Top value fund manager Bill Nygren says that investors should stop paying attention to every zig and zag the stock market makes, and instead take advantage of a “once-in-a-generation opportunity” in equities.
“We believe investors currently have a once-in-a-generation opportunity to use asset allocation to add to their investment returns,” Nygren tells Morningstar. “Stocks appear to be significantly undervalued relative to bonds.” But, he adds, many investors continue to shun stocks and buy bonds, mistakenly believing that bonds will return as much in the coming decade as they have in the past decade — something he says is a mathematical impossibility given the current low bond yields.
Nygren also says investors should stop hyperfocusing on every move the market makes. “The financial media have business reasons to make investors believe they need to follow every zig and zag of the market and of their portfolio,” he says. “But one doesn’t need to, and for some investors, the more they look, the more nervous they get. It is not only unnecessary, it is counterproductive.”
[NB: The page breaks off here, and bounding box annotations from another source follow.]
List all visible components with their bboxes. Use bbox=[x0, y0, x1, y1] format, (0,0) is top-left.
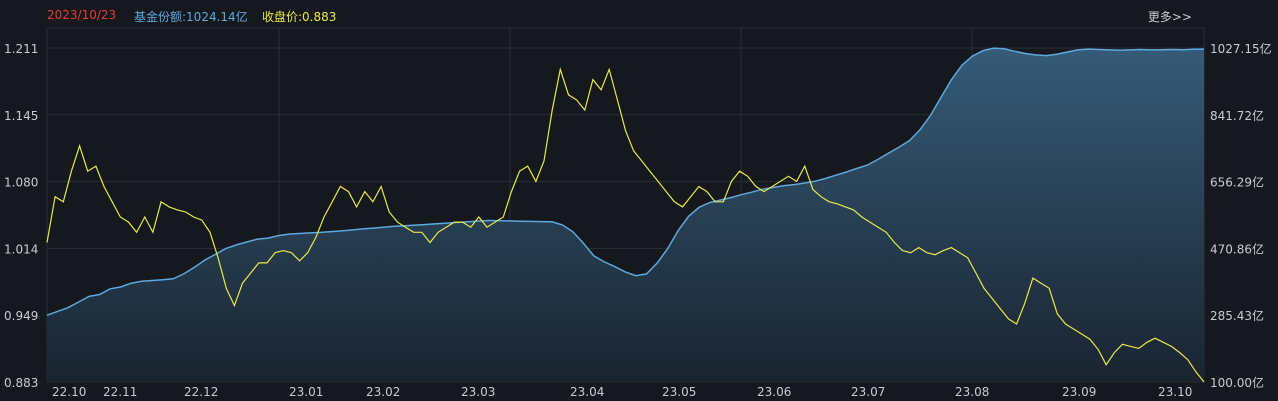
x-axis-tick: 23.01 bbox=[289, 385, 323, 399]
left-axis-tick: 1.211 bbox=[4, 42, 38, 56]
left-axis-tick: 1.145 bbox=[4, 109, 38, 123]
fund-share-label: 基金份额:1024.14亿 bbox=[134, 10, 248, 24]
x-axis-tick: 22.10 bbox=[52, 385, 86, 399]
left-axis-tick: 0.949 bbox=[4, 309, 38, 323]
left-axis-tick: 1.080 bbox=[4, 176, 38, 190]
x-axis-tick: 22.11 bbox=[103, 385, 137, 399]
right-axis-tick: 285.43亿 bbox=[1210, 308, 1264, 323]
date-label: 2023/10/23 bbox=[47, 8, 117, 22]
right-axis-tick: 100.00亿 bbox=[1210, 375, 1264, 390]
x-axis-tick: 23.04 bbox=[570, 385, 604, 399]
x-axis-tick: 23.09 bbox=[1062, 385, 1096, 399]
right-axis-tick: 470.86亿 bbox=[1210, 241, 1264, 256]
fund-share-line bbox=[46, 47, 1205, 316]
x-axis-tick: 23.02 bbox=[366, 385, 400, 399]
x-axis-tick: 23.08 bbox=[955, 385, 989, 399]
fund-share-area bbox=[47, 48, 1204, 382]
left-axis-tick: 1.014 bbox=[4, 242, 38, 256]
x-axis-tick: 22.12 bbox=[184, 385, 218, 399]
x-axis-tick: 23.03 bbox=[461, 385, 495, 399]
x-axis-tick: 23.06 bbox=[757, 385, 791, 399]
x-axis-tick: 23.07 bbox=[851, 385, 885, 399]
more-link[interactable]: 更多>> bbox=[1147, 10, 1192, 24]
right-axis-tick: 841.72亿 bbox=[1210, 108, 1264, 123]
right-axis-tick: 656.29亿 bbox=[1210, 175, 1264, 190]
x-axis-tick: 23.10 bbox=[1158, 385, 1192, 399]
close-price-label: 收盘价:0.883 bbox=[262, 10, 337, 24]
left-axis-tick: 0.883 bbox=[4, 376, 38, 390]
x-axis-tick: 23.05 bbox=[662, 385, 696, 399]
right-axis-tick: 1027.15亿 bbox=[1210, 41, 1272, 56]
close-price-line bbox=[46, 67, 1205, 383]
chart-header: 2023/10/23 基金份额:1024.14亿 收盘价:0.883 更多>> bbox=[0, 0, 1278, 28]
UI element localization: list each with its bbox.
Nygren says that companies have built up larger stockpiles of cash than are necessary, because the memory of the 2008 financial crisis and liquidity crunch still lingers. “Companies today are underearning because of their excess liquidity,” he says. “We estimate that the S&P 500 P/E could be a point lower (11 instead of 12) if companies simply returned their balance sheets to historically normal debt levels. … One of the reasons we are more optimistic is that we believe that outlook ignores the EPS growth we will see as corporate excess liquidity gets invested.”
And just because capital spending is expected to produce subpar returns, that doesn’t mean companies won’t invest that excess liquidity, he says. They can and will do so through share buybacks, dividend increases, or acquisitions.
Nygren says large-cap stocks are now offering better value than smaller stocks. Given their advantages in terms of liquidity, access to global markets, and stability, he says large-caps should sell at a premium of about 15% to small caps; currently, they sell at about a 15% discount.